Below is Rational Animations' new video about Goal Misgeneralization. It explores the topic through three lenses:
- How humans are an example of goal misgeneralization with respect to evolution's implicit goals.
- An example of goal misgeneralization in a very simple AI setting.
- How deceptive alignment shares key features with goal misgeneralization.
You can find the script below, but first, an apology: I wanted Rational Animations to produce more technical AI safety videos in 2024, but we fell short of our initial goal. We managed only four videos about AI safety and eight videos in total. Two of them are narrative-focused, and the other two address older—though still relevant—papers. Our original plan was to publish videos on both core, well-trodden topics and newer research, but the balance skewed toward the former and more story-based content, largely due to slow production. We’re now reforming our pipeline to produce more videos on the same budget and stay more current with the latest developments.
Script
Introduction
In our videos about outer alignment, we showed that it can be tricky to design goals for AI models. We often have to rely on simplified versions of our true objectives, which don’t capture what we really want.

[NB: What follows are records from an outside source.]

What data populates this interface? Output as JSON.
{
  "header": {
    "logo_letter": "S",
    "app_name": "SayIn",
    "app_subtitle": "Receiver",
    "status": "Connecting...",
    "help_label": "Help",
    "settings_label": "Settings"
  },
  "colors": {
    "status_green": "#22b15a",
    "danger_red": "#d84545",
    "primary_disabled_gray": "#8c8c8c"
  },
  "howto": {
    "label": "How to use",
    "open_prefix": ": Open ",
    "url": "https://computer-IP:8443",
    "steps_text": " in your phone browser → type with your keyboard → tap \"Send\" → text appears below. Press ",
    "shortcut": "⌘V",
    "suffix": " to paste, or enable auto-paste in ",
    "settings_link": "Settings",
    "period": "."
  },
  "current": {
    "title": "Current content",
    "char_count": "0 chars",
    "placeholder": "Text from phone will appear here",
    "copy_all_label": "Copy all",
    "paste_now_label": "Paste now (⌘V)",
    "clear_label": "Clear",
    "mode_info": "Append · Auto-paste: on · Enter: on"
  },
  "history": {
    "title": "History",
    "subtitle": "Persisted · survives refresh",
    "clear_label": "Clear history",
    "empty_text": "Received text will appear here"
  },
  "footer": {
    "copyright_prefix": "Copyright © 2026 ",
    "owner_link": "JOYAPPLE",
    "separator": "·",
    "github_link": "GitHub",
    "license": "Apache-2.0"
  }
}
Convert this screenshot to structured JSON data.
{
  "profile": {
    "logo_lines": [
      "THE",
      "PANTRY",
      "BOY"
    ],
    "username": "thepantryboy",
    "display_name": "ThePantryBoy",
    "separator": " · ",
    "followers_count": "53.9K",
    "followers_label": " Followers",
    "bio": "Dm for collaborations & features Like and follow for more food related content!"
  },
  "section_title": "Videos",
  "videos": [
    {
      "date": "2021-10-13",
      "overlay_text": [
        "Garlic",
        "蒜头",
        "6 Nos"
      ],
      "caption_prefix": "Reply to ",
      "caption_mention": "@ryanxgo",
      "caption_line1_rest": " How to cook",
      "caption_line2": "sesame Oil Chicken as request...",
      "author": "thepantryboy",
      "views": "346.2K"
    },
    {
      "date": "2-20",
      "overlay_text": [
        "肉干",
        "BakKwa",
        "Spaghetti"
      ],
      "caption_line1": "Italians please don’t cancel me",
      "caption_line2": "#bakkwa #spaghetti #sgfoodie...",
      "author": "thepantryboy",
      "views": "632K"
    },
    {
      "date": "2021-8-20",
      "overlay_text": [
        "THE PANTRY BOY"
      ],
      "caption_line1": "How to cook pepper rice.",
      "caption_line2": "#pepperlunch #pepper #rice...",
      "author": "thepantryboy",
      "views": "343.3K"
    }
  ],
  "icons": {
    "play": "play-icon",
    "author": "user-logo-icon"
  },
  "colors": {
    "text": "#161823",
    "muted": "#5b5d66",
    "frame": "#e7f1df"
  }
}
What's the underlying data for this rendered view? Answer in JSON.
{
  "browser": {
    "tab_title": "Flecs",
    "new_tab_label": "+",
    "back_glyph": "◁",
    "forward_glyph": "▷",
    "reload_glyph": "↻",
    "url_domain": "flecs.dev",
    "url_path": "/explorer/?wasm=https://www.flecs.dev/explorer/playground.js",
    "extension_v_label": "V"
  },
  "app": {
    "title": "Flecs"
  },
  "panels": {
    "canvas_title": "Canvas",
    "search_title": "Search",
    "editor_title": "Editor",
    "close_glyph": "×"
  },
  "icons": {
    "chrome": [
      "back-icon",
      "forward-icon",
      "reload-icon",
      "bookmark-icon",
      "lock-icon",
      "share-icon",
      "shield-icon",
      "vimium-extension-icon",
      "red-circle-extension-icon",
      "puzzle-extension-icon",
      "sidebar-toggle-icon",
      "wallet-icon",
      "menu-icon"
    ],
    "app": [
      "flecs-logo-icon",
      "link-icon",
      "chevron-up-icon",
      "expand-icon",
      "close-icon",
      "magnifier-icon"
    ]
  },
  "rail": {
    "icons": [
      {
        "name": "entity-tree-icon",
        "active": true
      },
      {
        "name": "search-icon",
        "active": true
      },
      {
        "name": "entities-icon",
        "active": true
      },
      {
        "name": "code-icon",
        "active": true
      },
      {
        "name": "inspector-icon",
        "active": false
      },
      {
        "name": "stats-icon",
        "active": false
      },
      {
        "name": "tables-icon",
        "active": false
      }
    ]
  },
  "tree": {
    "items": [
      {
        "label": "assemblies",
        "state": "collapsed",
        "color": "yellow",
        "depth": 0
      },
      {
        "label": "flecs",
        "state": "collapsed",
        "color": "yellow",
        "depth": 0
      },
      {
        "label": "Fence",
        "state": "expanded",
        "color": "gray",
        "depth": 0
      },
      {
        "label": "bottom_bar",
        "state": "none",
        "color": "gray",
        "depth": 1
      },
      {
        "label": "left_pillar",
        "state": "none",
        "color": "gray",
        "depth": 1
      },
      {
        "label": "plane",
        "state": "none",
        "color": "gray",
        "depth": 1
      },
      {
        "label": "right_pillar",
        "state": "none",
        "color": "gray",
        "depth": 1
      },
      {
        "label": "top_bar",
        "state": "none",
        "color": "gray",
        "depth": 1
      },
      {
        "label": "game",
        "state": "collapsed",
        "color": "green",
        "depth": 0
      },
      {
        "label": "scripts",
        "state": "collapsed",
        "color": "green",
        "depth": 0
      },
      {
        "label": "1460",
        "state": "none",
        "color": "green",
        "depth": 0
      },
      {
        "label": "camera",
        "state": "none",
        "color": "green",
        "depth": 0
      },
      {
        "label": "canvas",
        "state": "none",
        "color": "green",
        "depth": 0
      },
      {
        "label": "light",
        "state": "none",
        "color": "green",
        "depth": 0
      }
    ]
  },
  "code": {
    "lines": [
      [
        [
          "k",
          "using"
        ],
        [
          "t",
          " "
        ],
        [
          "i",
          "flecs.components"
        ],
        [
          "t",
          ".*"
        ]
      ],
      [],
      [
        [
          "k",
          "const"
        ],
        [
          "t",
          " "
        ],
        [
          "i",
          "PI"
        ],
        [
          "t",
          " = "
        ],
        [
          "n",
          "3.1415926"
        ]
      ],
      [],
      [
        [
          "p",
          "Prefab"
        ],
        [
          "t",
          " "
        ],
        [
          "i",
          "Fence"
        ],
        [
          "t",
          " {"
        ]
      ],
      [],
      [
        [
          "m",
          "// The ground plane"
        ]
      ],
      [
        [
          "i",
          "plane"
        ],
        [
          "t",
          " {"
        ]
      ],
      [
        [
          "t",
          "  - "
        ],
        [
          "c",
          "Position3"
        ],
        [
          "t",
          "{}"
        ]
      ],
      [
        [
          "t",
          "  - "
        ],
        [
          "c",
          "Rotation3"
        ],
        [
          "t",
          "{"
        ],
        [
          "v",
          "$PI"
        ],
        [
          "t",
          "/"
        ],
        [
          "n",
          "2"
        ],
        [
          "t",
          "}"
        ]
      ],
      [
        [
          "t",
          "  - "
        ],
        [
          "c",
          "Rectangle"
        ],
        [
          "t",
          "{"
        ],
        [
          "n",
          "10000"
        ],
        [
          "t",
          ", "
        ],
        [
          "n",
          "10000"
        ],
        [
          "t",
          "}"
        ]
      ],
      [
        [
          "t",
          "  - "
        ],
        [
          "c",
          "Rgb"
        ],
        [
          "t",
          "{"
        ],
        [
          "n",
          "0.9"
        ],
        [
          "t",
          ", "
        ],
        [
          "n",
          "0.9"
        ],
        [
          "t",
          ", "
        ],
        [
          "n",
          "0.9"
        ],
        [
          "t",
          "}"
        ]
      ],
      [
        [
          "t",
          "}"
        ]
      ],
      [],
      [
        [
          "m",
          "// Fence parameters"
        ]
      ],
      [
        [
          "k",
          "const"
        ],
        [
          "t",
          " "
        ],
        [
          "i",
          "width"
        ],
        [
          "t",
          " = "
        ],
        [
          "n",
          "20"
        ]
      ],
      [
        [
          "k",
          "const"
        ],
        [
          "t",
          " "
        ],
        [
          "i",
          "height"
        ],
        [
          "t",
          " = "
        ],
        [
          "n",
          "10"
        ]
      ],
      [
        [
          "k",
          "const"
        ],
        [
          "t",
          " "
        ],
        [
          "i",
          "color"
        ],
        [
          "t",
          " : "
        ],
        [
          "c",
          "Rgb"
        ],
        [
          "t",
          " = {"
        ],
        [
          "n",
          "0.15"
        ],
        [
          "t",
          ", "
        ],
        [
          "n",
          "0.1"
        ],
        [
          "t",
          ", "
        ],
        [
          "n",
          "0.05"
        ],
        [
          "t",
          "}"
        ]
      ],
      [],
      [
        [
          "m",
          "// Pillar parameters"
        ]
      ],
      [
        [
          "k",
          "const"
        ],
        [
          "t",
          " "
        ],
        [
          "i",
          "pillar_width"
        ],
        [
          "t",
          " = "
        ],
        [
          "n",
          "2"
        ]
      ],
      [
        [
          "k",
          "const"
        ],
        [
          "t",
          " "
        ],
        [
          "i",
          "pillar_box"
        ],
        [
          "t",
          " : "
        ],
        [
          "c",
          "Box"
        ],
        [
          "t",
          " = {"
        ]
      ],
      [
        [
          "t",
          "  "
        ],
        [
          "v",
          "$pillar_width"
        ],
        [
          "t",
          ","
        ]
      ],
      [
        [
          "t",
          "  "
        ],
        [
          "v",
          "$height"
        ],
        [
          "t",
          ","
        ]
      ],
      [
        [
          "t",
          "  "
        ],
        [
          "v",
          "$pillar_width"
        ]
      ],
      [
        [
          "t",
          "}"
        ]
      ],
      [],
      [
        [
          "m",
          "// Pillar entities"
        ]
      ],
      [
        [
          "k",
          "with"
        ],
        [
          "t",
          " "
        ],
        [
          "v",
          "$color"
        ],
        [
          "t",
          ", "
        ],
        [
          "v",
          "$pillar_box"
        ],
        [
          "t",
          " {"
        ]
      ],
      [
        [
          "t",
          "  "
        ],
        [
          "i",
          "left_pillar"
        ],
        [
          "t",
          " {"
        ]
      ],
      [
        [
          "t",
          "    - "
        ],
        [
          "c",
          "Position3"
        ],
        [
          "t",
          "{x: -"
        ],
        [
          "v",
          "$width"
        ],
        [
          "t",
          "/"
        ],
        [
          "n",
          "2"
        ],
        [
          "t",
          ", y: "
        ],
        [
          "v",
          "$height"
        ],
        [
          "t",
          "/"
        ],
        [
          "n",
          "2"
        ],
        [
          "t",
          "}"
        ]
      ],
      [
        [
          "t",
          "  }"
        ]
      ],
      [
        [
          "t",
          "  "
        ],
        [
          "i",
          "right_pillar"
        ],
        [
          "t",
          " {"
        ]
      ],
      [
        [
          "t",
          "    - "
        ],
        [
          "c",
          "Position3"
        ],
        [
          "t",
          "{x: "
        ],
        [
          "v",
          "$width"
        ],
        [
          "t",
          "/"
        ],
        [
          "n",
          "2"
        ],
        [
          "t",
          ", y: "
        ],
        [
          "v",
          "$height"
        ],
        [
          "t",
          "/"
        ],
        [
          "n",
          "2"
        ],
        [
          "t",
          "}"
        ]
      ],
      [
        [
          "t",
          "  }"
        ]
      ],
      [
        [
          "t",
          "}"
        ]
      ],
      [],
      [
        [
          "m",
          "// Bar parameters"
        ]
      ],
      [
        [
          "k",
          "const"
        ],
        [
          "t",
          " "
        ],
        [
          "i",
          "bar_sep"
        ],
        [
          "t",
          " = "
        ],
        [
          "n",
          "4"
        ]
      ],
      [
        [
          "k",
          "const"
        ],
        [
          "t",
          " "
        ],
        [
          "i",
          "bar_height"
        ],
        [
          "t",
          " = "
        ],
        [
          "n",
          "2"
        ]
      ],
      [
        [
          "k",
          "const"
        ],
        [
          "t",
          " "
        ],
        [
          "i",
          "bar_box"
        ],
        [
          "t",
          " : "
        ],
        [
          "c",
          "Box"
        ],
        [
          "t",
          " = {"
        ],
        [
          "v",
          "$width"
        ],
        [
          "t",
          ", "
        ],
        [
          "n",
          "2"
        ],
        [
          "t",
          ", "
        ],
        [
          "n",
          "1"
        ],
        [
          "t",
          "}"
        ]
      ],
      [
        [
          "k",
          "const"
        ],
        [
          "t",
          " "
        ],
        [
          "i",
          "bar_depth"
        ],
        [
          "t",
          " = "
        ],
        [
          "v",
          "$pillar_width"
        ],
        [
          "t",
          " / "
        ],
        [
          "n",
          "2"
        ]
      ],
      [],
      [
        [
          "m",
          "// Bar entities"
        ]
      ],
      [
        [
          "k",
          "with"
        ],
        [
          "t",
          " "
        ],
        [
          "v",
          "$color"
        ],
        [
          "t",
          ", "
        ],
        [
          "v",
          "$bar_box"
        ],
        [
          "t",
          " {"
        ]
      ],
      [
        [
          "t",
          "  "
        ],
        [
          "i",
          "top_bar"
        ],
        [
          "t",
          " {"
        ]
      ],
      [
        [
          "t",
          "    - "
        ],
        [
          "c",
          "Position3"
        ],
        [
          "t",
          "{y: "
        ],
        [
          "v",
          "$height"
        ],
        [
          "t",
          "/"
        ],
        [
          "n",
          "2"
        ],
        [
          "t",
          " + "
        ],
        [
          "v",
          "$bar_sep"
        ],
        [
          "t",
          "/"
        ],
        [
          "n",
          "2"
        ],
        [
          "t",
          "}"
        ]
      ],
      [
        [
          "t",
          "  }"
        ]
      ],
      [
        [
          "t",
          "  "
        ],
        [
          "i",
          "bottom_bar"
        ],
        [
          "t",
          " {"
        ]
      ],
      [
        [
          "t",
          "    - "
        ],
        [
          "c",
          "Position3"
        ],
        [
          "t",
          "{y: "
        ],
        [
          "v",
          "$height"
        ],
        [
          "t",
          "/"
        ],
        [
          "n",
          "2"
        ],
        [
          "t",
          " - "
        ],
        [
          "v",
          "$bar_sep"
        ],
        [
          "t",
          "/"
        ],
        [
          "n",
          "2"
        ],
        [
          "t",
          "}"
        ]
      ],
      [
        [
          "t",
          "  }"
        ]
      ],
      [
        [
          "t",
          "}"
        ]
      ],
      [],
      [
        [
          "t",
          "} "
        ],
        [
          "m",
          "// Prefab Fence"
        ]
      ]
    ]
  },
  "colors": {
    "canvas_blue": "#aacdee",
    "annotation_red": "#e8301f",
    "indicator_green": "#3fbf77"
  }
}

In this video, we introduce a new way in which a system can end up misaligned, called “goal misgeneralization”. In this case, the cause of misalignment are subtle differences between the training and deployment environments.
Evolution
An example of goal misgeneralization is you, the viewer of this video. Your desires, goals, and drives result from adaptations that have been accumulating generation after generation since the origin of life.
Imagine you're not just a person living in the 21st century, but an observer from another world, watching the evolution of life on Earth from its very beginning. You don't have the power to read minds or interact with species; all you can do is watch, like a spectator at a play unfolding over billions of years.
Let's take you back to the Paleolithic era. As an outsider, you notice something intriguing about these early humans: their lives are intensely focused on a few key activities. One of them is sexual reproduction. To you, a being who has observed life across galaxies, this isn't surprising. Reproduction is a universal story, and here on Earth, more sex means more chances to pass on genetic traits.
You also observe that humans seek sweet berries and fatty meat – these are the energy goldmines of their world, so such things are yearned after and fought for. And it makes sense, since it seems that humans who eat calorie-dense food have more energy, which correlates with having more offspring for them and their immediate relatives.
Now, let's fast-forward to the 21st century. Contraception is widespread, and while humans are still engaged in sexual activity, it doesn’t result in new offspring nearly as often. In fact, humans now engage in sexual activity for its own sake, and decide to produce offspring because of separate desires and drives. The human drive of engaging in sexual activity is becoming decorrelated with reproductive success.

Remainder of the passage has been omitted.